Audio By Carbonatix
Investors will gather in Accra from February 7-8, 2012 to hear why Ghana provides an alternative attraction for global capital and foreign direct investment (FDI) amid a developed world of uncertainty and sluggish growth.
A joint collaboration between the Ministry of Finance and Euro-money Conferences -- a world-leading organiser of conferences for cross-border investment and trade exchanges -- the event will highlight Ghana’s attractions as an FDI destination to 250 invited guests, comprising venture capitalists, fund managers and development financiers.
The conference will cover several key investment areas -- banking, capital markets, oil and gas, SMEs, infrastructure and PPPs, mining, soft commodities and agribusiness -- under the banner, Ghana: Where Growth and Stability Meet.
“This is the opportune time for investors to come to Ghana. Our economy is doing well; it’s being touted as one of the fastest-growing economies, and it is strong and resilient. We have made a lot of efforts to diversify and modernise it; above all, we are a stable country where the rule of law, transparency and good governance are held sacred,” Finance Minister Dr. Kwabena Duffuor said ahead of the event.
With the economy pacing at double-digit speed, the fastest in Africa, and reforms beginning to pay dividends to fiscal management, FDI inflows have picked up considerably and a tidy portion of capital that has been fleeing developed countries has found its way into high-yielding Treasuries in Ghana.
In 2011, foreign direct investors registered projects valued at US$6.82billion and transferred initial capital of US$213.29million into the economy, thrice the amount in 2010. The projects were expected to create 46,761 jobs.
“Currently, our focus is on developing our oil and gas industry and to bridge the huge infrastructural gap -- roads, rails, energy, ICT, health facilities, etc.
The World Bank estimates that we need about US$2.5billion annually for the next four to five years to bridge this gap.
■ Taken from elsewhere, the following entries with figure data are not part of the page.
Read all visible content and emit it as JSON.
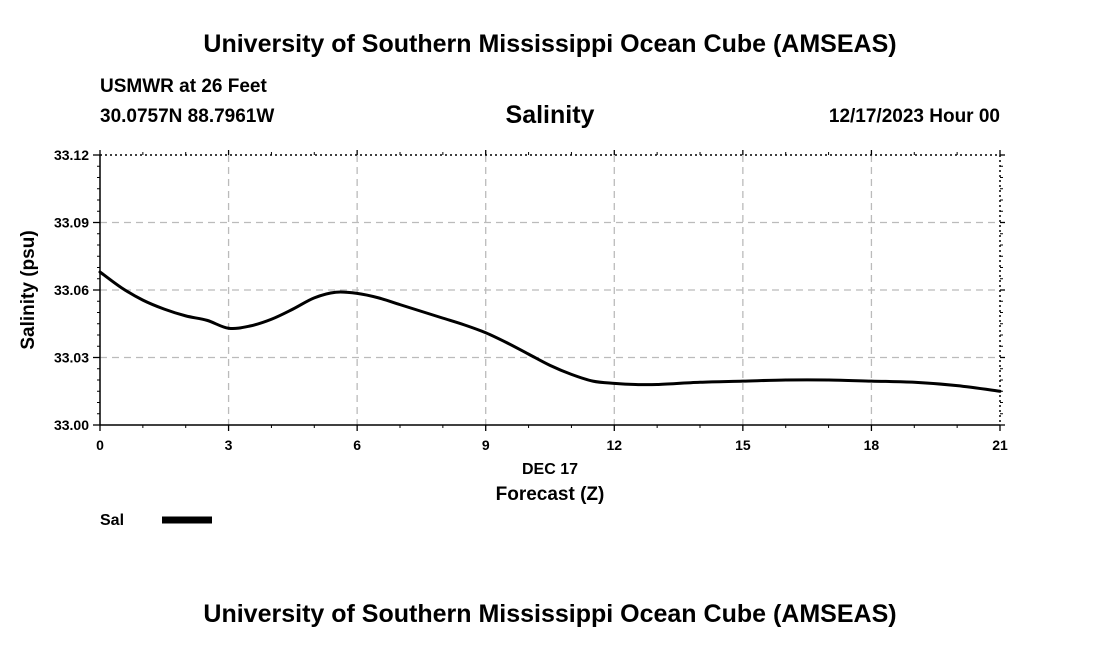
{
  "header": {
    "title": "University of Southern Mississippi Ocean Cube (AMSEAS)",
    "station": "USMWR at 26 Feet",
    "coords": "30.0757N  88.7961W",
    "datetime": "12/17/2023 Hour 00"
  },
  "footer": {
    "title": "University of Southern Mississippi Ocean Cube (AMSEAS)"
  },
  "legend": {
    "label": "Sal"
  },
  "colors": {
    "line": "#000000",
    "grid": "#bbbbbb",
    "background": "#ffffff"
  },
  "chart_data": {
    "type": "line",
    "title": "Salinity",
    "xlabel": "Forecast (Z)",
    "xsublabel": "DEC 17",
    "ylabel": "Salinity (psu)",
    "xlim": [
      0,
      21
    ],
    "ylim": [
      33.0,
      33.12
    ],
    "xticks": [
      0,
      3,
      6,
      9,
      12,
      15,
      18,
      21
    ],
    "xtick_labels": [
      "0",
      "3",
      "6",
      "9",
      "12",
      "15",
      "18",
      "21"
    ],
    "yticks": [
      33.0,
      33.03,
      33.06,
      33.09,
      33.12
    ],
    "ytick_labels": [
      "33.00",
      "33.03",
      "33.06",
      "33.09",
      "33.12"
    ],
    "grid": true,
    "series": [
      {
        "name": "Sal",
        "x": [
          0,
          0.5,
          1,
          1.5,
          2,
          2.5,
          3,
          3.5,
          4,
          4.5,
          5,
          5.5,
          6,
          6.5,
          7,
          7.5,
          8,
          8.5,
          9,
          9.5,
          10,
          10.5,
          11,
          11.5,
          12,
          12.5,
          13,
          14,
          15,
          16,
          17,
          18,
          19,
          20,
          21
        ],
        "values": [
          33.068,
          33.061,
          33.0555,
          33.0515,
          33.0485,
          33.0465,
          33.043,
          33.044,
          33.047,
          33.0515,
          33.0565,
          33.059,
          33.0585,
          33.0565,
          33.0535,
          33.0505,
          33.0475,
          33.0445,
          33.041,
          33.0365,
          33.0315,
          33.0265,
          33.0225,
          33.0195,
          33.0185,
          33.018,
          33.018,
          33.019,
          33.0195,
          33.02,
          33.02,
          33.0195,
          33.019,
          33.0175,
          33.015
        ]
      }
    ]
  }
}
I hope that participants will find our economy attractive enough to invest in some of these areas,” Duffuor said.
Ghana’s vast hydrocarbon potential is helping to leverage substantial credit lines to fix infrastructure weaknesses and industrialise parts of the country which over the years have been consigned to feeding export markets with low-earning raw materials.
The finer details of the US$3billion China Development Bank loan are being finalised in Parliament, with the initial proceeds earmarked for rail, gas and irrigation investments.
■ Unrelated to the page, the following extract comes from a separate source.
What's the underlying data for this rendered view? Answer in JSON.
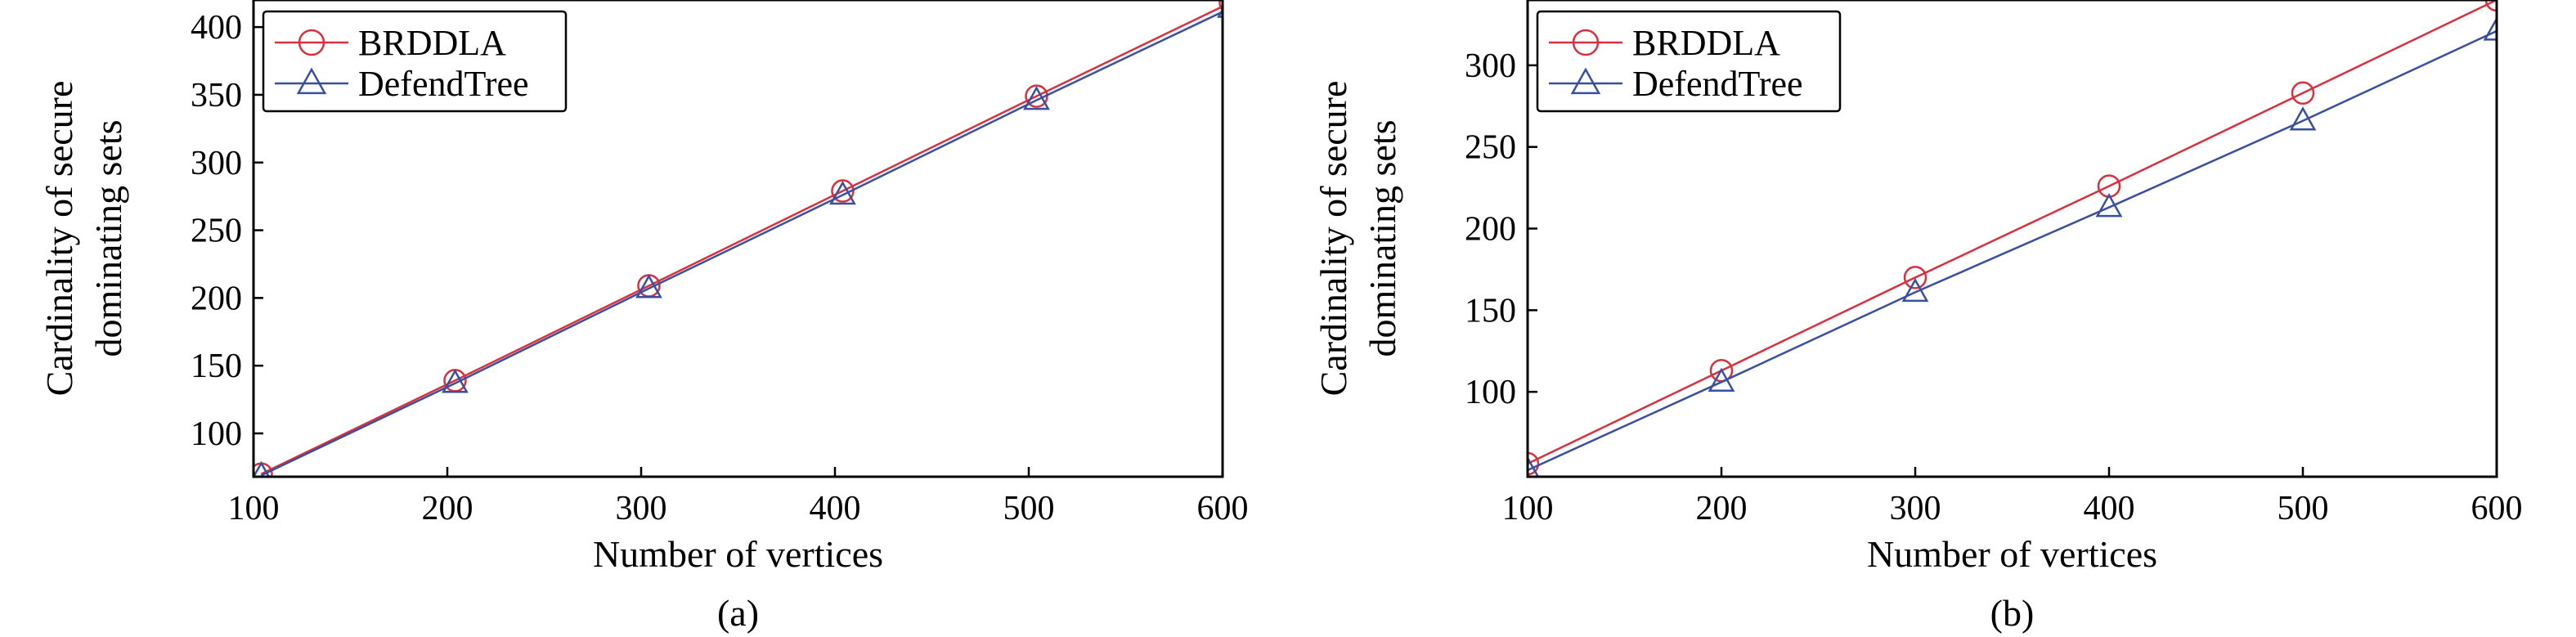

In recent years, global debt-security investors have poured resources into bonds issued by the government to pay state-owned enterprise debts and revitalise moribund infrastructure projects.
Duffour announced last year that Ghana will sell seven- and 10-year fixed rate bonds in 2012 to create a new benchmark for the domestic debt-market and diversify the sources of long-term capital for infrastructure investment.
In a few years, the country is expected to lose its eligibility for concessional finance from the World Bank, which has been its most important creditor for the past three decades.
“Euro-money’s Ghana Finance and Investment Conference is a clear demonstration that Ghana is taking the need to revitalise its finance and investment environment very seriously,” said Christopher Garnett, Director of Euromoney Conferences.
“Although parts of the region exist in a state of some turmoil, this is not true of Ghana and I can think of no better time for us to be here.”
Mark Mobius, an emerging market investment guru who heads Templeton Emerging Markets Group, Franklin Templeton Investments; Lawrence Spiedell, Chief Investment Officer, Frontier Market Asset Management; and Nana Appiah-Korang, Director, Emerging Capital Partners are among speakers expected at the conference.
There will also be presentations by representatives of the African Development Bank, Africa Finance Corporation, Africa Export-Import Bank, China-Africa Development Fund, and the German Investment Corporation (DEG).